Thank you, Mr. Chairman. I wasn’t going to get into a history lesson here but perhaps just to go back a little bit, if we look back, and it’s hard… I know the Minister of Transportation said the blame has to be shared around a number of people on this, and if I can just call it like I see it, there are two guys sitting at the table here, both were Members of the previous Cabinet, and if you want to get a little bit of a history lesson, you know, the Finance Minister, former Finance Minister, the Chair of the FMB, and the Minister who would have approved the concession agreement in the dying days of the last government is sitting right here. That’s a bit of a history lesson for you.
This is a serious situation that we’ve gotten ourselves into, and the Premier and the Minister of Transportation, they can spin things however they want to spin them, especially when it comes to the potential of this project to negatively impact the Territory’s finances on a go forward basis. The reason why it’s possible, I believe, for them to say that it’s not going to impact the fiscal strategy is because this supplementary appropriation hasn’t been passed. Absolutely, this expenditure, if it is on our books -- and Mr. Krutko is right, we haven’t gotten anything in writing from anybody -- if this expenditure ends up on the books of the Government of the Northwest Territories it is going to impact our ability to borrow money, it’s going to impact our ability to spend money. And let’s be frank and honest with the residents in the Northwest Territories, those people living in every community across the Territory that are going to be looking for infrastructure spending in their communities, if this thing continues to tilt sideways like it has, our ability as a government to deliver for our residents is going to be negatively impacted.
I’m not ready, maybe some of my colleagues might be ready to drink that Kool-Aid that’s out there, but I’m not willing to drink that Kool-Aid.

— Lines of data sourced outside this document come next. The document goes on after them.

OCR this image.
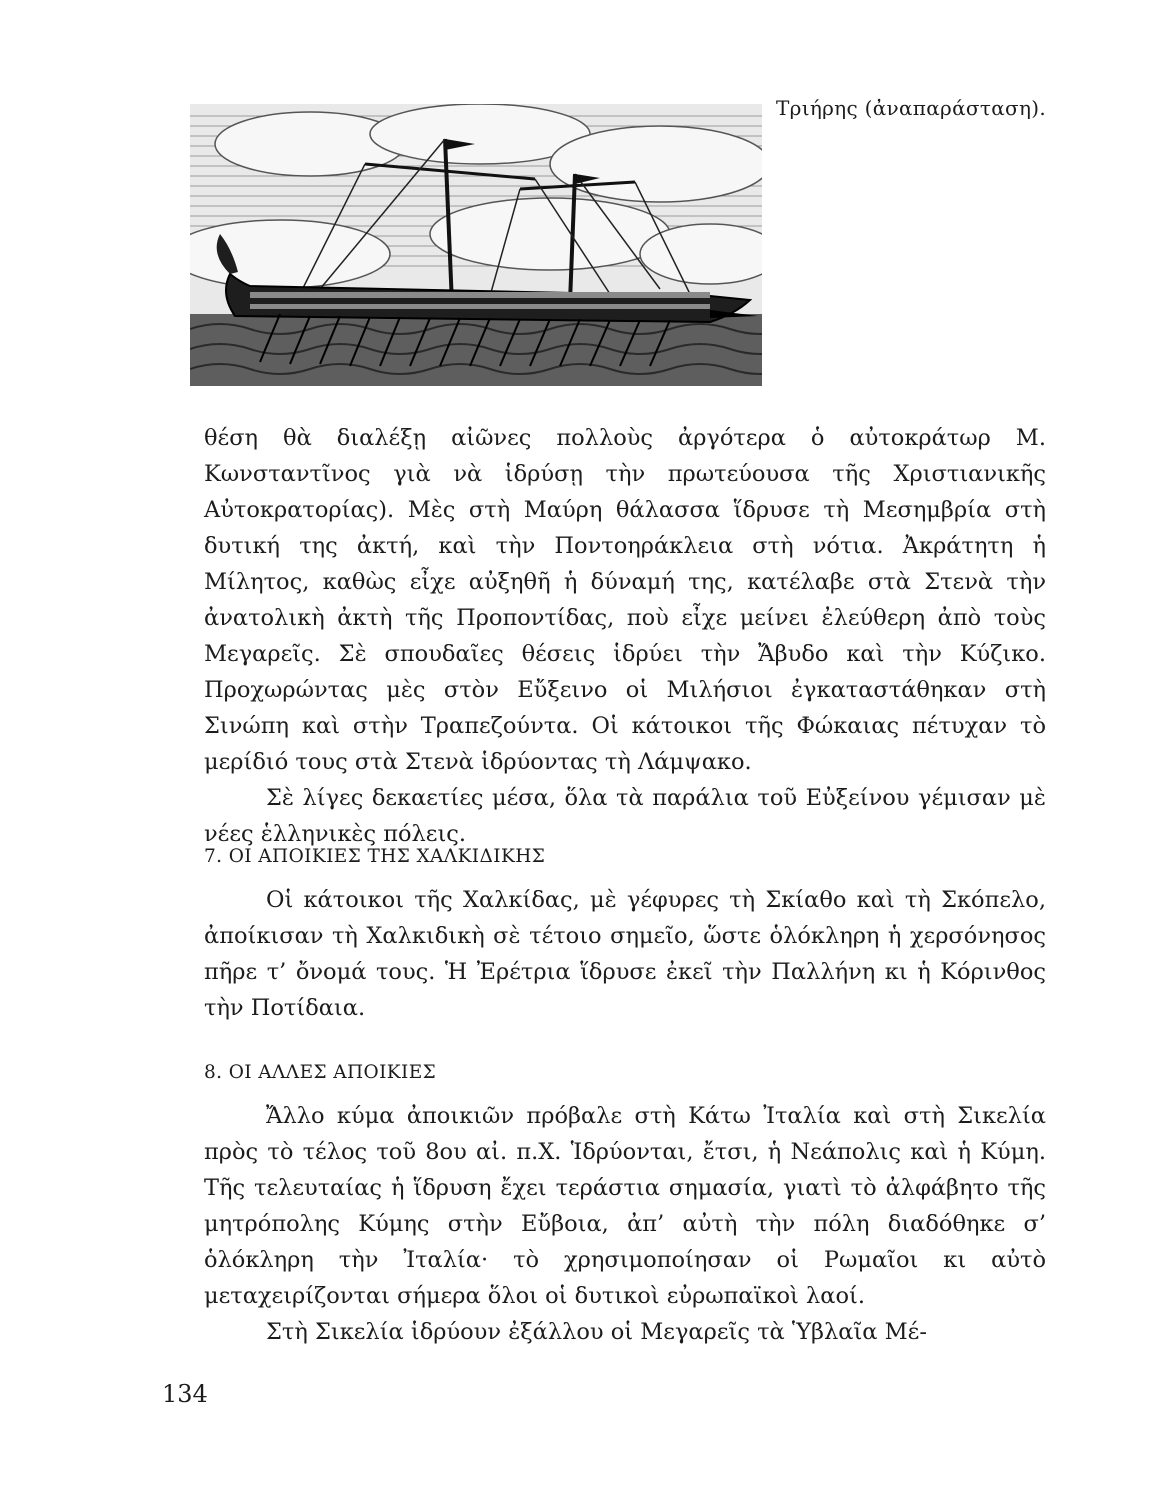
Τριήρης (ἀναπαράσταση).

θέση θὰ διαλέξῃ αἰῶνες πολλοὺς ἀργότερα ὁ αὐτοκράτωρ Μ. Κωνσταντῖνος γιὰ νὰ ἱδρύσῃ τὴν πρωτεύουσα τῆς Χριστιανικῆς Αὐτοκρατορίας). Μὲς στὴ Μαύρη θάλασσα ἵδρυσε τὴ Μεσημβρία στὴ δυτική της ἀκτή, καὶ τὴν Ποντοηράκλεια στὴ νότια. Ἀκράτητη ἡ Μίλητος, καθὼς εἶχε αὐξηθῆ ἡ δύναμή της, κατέλαβε στὰ Στενὰ τὴν ἀνατολικὴ ἀκτὴ τῆς Προποντίδας, ποὺ εἶχε μείνει ἐλεύθερη ἀπὸ τοὺς Μεγαρεῖς. Σὲ σπουδαῖες θέσεις ἱδρύει τὴν Ἄβυδο καὶ τὴν Κύζικο. Προχωρώντας μὲς στὸν Εὔξεινο οἱ Μιλήσιοι ἐγκαταστάθηκαν στὴ Σινώπη καὶ στὴν Τραπεζούντα. Οἱ κάτοικοι τῆς Φώκαιας πέτυχαν τὸ μερίδιό τους στὰ Στενὰ ἱδρύοντας τὴ Λάμψακο.

Σὲ λίγες δεκαετίες μέσα, ὅλα τὰ παράλια τοῦ Εὐξείνου γέμισαν μὲ νέες ἑλληνικὲς πόλεις.

7. ΟΙ ΑΠΟΙΚΙΕΣ ΤΗΣ ΧΑΛΚΙΔΙΚΗΣ

Οἱ κάτοικοι τῆς Χαλκίδας, μὲ γέφυρες τὴ Σκίαθο καὶ τὴ Σκόπελο, ἀποίκισαν τὴ Χαλκιδικὴ σὲ τέτοιο σημεῖο, ὥστε ὁλόκληρη ἡ χερσόνησος πῆρε τ’ ὄνομά τους. Ἡ Ἐρέτρια ἵδρυσε ἐκεῖ τὴν Παλλήνη κι ἡ Κόρινθος τὴν Ποτίδαια.

8. ΟΙ ΑΛΛΕΣ ΑΠΟΙΚΙΕΣ

Ἄλλο κύμα ἀποικιῶν πρόβαλε στὴ Κάτω Ἰταλία καὶ στὴ Σικελία πρὸς τὸ τέλος τοῦ 8ου αἰ. π.Χ. Ἱδρύονται, ἔτσι, ἡ Νεάπολις καὶ ἡ Κύμη. Τῆς τελευταίας ἡ ἵδρυση ἔχει τεράστια σημασία, γιατὶ τὸ ἀλφάβητο τῆς μητρόπολης Κύμης στὴν Εὔβοια, ἀπ’ αὐτὴ τὴν πόλη διαδόθηκε σ’ ὁλόκληρη τὴν Ἰταλία· τὸ χρησιμοποίησαν οἱ Ρωμαῖοι κι αὐτὸ μεταχειρίζονται σήμερα ὅλοι οἱ δυτικοὶ εὐρωπαϊκοὶ λαοί.

Στὴ Σικελία ἱδρύουν ἐξάλλου οἱ Μεγαρεῖς τὰ Ὑβλαῖα Μέ-

134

I would equate it, Mr. Chairman, to something like a credit card and we’ve got ourselves up against our credit limit. We might be able to get a bit of a reprieve from the federal government, Mr. Chairman, but that $165 million is going to have to be repaid at some point
in time. There’s no mistaking that. There’s no getting around that. Certainly, the project is going to generate some revenue, so I guess that is one good aspect to it, but we are going to be on the hook for this, and there are some reasons here that, again, I just can’t see myself…
The right thing to do is to see this project through to conclusion, and I want to see that happen. However, there are some things here, Mr. Chairman, that, in my view, just need to be thoroughly addressed, and they haven’t been addressed.
The first question I’d have, and I guess I would direct it to the Minister of Transportation, is the concerns are out there over the concrete work on the south piers. If we want to get into specifics, I can get into specifics on which pier, how many loads were sent back. I can get into the core samples that were taken and, again, I’ve got a number of pictures, Mr. Chairman, that I do intend on tabling in this House either tomorrow, on Wednesday, that clearly show, and I’m not an engineer, but they clearly show cracks, thermal cracks on a number of the south piers, they show scour rock that is nowhere near the diameter that it was supposed to be for and it’s not even granite, it’s limestone. Most of that scour rock that was put in to protect the piers on the south side of that river has probably flowed away with the current by now. So what protection is there under the water for those piers today? I think that’s a question that needs to be thoroughly analyzed and looked at before, like I said earlier, Mr. Chairman, we approve additional money for this project and we build on top of the already in-the-ground infrastructure there. We need to make sure that that infrastructure is sound and it’s going to meet testing that should be… I think we should get a third party in there to have a look at the concrete work on the south piers.
Also, Mr. Chairman, there are issues with some other things on that, but I guess I have to ask questions here so I will ask that question to the, I guess, the first one would be to the concrete work on the south piers. What can the Minister provide to Members to give us every assurance that that concrete is sound and would pass quality assurance tests if a third party went in there and had a look at it? Thank you, Mr. Chairman.